İklim krizinin etkilerinin saptanması, yaratacağı etkilerin belirlenerek önlem alınması için verdiği Meclis Araştırma Önergesi üzerine konuşan CHP Eskişehir Milletvekili Süllü, küresel ısınmanın tetiklediği iklim krizinin, doğal bir süreçte gerçekleşmediğine ve insan faaliyetlerinin zararlı etkilerinin sonucu olarak, tüm canlıları etkilediğine dikkat çekti. Günlük yaşantıda kullanılan, tüketilen ürünler, sanayi, fosil yakıtlardan salınan sera gazlarının atmosferde sıkışmasının, küresel ısınmaya yol açtığını vurgulayan Süllü, yeryüzünün geçen yüzyılda 0,8 santigrat derece geri dönülmez bir şekilde artışının yol açtığı doğal afetlerin tarımdan, kuraklığa, ormansızlaşmaya, canlı türlerinin yok olmasına uzanan etkilerini anlattı.
TÜRKİYE’DE ÇEVRE DENİLİNCE AKLA PARA GELİYOR
Küresel iklim krizi konusunda iktidarın atalet içinde olduğunu ve hiçbir önlem almadığını söyleyen Süllü, tam tersine 19 yılda AKP iktidarının izlediği ranta dayalı çevre politikalarının Türkiye’de yarattığı talan ile tüm olumsuzlukların arttığına dikkat çekti: “ Bilinçsiz arazi kullanımı, oteller, siteler, madenler için kesilen ağaçlar ormansızlaşmaya yol açıyor, Dünyada termik santraller yasaklanırken, yenilenebilir kaynaklar yerine hala fosil yakıtlarla verimli tarım arazileri üzerine termik santral kurulması ve bacasız çalıştırılması konuşuluyor. Kül depolama sahaları toprağı, tahrip ediyor; soğutma için gerekli milyonlarca metre küp su, su kaynaklarında azalmaya neden oluyor. Altın ayrıştırmaları için kurulan siyanür havuzlarından yer altı sularına sızma tehlikesi göz ardı ediliyor. Diğer yanda Kanal İstanbul gibi tüm doğal dengeyi bozacak projeler hayata geçirilmeye çalışılıyor” dedi.

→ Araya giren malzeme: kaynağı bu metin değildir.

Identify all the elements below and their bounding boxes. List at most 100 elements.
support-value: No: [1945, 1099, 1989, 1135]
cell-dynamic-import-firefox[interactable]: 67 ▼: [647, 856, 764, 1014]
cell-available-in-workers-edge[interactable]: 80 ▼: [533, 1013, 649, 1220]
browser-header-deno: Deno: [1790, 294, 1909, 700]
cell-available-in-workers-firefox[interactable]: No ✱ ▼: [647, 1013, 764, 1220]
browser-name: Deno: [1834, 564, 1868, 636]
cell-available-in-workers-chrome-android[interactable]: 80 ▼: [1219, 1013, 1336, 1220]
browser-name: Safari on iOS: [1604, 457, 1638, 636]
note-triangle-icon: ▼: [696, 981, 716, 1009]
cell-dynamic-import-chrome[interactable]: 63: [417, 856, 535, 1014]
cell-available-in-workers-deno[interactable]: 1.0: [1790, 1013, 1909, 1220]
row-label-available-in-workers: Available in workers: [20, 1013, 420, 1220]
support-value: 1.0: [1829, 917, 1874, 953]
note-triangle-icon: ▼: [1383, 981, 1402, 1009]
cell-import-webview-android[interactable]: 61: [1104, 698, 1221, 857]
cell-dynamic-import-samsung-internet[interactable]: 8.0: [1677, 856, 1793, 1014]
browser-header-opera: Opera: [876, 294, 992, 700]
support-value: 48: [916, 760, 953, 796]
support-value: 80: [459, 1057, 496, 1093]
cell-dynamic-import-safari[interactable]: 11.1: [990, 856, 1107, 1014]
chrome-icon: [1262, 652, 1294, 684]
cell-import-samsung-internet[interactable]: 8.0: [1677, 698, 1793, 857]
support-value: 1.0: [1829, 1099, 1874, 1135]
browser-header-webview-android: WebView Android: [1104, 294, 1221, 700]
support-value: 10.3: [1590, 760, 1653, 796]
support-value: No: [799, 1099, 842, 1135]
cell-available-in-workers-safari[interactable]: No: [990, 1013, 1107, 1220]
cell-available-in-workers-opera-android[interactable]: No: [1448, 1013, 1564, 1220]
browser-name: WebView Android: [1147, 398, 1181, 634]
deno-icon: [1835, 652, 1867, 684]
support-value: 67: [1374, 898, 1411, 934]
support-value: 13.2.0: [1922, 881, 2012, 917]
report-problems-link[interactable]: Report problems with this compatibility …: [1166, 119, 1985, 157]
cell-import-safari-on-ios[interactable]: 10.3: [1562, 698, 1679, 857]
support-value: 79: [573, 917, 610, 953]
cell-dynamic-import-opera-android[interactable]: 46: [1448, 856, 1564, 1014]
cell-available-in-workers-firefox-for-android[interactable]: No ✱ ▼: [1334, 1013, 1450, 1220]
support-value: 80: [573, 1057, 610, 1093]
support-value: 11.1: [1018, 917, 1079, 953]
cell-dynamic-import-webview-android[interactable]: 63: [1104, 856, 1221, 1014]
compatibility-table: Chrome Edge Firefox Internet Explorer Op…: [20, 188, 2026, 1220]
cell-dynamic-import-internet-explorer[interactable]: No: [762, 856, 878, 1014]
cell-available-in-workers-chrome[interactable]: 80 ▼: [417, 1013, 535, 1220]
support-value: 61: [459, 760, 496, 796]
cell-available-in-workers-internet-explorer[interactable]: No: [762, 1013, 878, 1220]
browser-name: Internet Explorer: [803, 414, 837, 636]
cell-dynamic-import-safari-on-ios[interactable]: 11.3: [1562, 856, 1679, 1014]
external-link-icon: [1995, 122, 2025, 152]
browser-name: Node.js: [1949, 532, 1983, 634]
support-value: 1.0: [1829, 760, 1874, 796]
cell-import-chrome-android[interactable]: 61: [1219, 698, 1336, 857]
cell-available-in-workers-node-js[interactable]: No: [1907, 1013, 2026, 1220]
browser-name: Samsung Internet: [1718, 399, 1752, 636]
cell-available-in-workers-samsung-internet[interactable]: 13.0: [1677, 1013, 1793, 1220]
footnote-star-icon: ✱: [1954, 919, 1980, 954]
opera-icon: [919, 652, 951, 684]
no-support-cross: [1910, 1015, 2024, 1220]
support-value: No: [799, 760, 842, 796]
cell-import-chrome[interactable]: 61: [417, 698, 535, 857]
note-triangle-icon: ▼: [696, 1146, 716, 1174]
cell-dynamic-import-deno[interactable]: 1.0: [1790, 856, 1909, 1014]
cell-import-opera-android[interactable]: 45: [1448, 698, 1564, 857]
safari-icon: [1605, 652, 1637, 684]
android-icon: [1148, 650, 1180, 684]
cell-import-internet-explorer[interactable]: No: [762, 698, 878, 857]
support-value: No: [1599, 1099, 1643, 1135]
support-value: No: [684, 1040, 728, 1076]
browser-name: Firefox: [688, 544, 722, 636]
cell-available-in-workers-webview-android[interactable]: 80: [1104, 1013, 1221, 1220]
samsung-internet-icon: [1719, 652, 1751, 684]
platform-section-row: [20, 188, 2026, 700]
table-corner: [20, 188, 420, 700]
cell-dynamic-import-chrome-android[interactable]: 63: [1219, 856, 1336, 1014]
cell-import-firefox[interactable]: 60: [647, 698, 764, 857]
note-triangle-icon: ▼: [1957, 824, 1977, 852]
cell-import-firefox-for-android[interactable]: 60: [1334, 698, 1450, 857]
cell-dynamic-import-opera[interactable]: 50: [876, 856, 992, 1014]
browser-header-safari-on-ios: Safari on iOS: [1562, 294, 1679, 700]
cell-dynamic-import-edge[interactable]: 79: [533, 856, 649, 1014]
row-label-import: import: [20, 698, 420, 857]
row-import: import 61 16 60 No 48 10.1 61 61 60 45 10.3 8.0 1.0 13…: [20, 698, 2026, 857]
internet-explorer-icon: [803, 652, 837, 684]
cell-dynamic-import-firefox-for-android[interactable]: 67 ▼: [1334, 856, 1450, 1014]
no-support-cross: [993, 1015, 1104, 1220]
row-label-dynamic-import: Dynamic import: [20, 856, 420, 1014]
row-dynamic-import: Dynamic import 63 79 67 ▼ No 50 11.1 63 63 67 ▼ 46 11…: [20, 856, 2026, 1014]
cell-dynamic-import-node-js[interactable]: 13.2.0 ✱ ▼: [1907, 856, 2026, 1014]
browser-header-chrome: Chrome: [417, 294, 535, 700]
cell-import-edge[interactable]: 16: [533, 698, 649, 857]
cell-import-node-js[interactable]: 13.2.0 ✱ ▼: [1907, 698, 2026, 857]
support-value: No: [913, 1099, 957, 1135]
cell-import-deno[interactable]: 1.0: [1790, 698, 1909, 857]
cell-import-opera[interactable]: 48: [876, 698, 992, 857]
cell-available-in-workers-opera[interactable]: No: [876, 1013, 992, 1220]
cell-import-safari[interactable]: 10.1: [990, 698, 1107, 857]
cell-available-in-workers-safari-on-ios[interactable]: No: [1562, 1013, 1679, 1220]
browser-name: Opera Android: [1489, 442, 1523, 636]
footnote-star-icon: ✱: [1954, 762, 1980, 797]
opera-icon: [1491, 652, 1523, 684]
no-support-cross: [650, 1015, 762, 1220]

İktidarın çevresel atık politikalarını, çöp ithalatını ve vahşi depolamayı eleştiren Süllü, Eskişehir Büyükşehir Belediyesi’nin çevre dostu çöp bertaraf tesisinin örnek alınması gerektiğini söyleyerek “Çöp bertarafı ile enerji üretilirken, fidan yetiştirilen tesislere, sıfır atık kapsamında bitkiler için, besin üretiliyor. “dedi.
İKLİM KRİZİNİN BEDELİ AĞIR OLACAK
Yaklaşık 1500 metreküp/yıl kişi başı su varlığı ile OECD ve Avrupa Birliği ortalamalarının altında su zengini olmadığımızı belirten Dr. Jale Nur Süllü, NASA’nın kuraklık haritasında, 2021’de Türkiye'nin çoğu bölgesinde şiddetli kuraklık yaşanacağı uyarılarının dikkate alınması gerektiğini söyledi. Katar ile imzalanan su yönetimi anlaşmasına değinen Süllü, iktidarı, gerekli önlemleri almaya davet etti.
Bir Avrupa Birliği Projesi sonucunda yayınlanan “Ataletin Bedeli Raporu” verilerine göre, gerekli önlemlerin alınmaması halinde, iklim krizi sonucu 2030 Türkiye’sinde can ve mal kayıpları ile üretim, milli gelir ve istihdamda düşüş, gıda fiyatlarında artış yaşanacağını anlatan Jale Nur Süllü, ataletten kurtulmak gerektiğini, para ve rant hırsının terk edilerek bilime kulak verip, su yönetimi ve iklim krizi konusunda mutlaka etkin, acil bir eylem planı yapılması gerektiğini söyledi.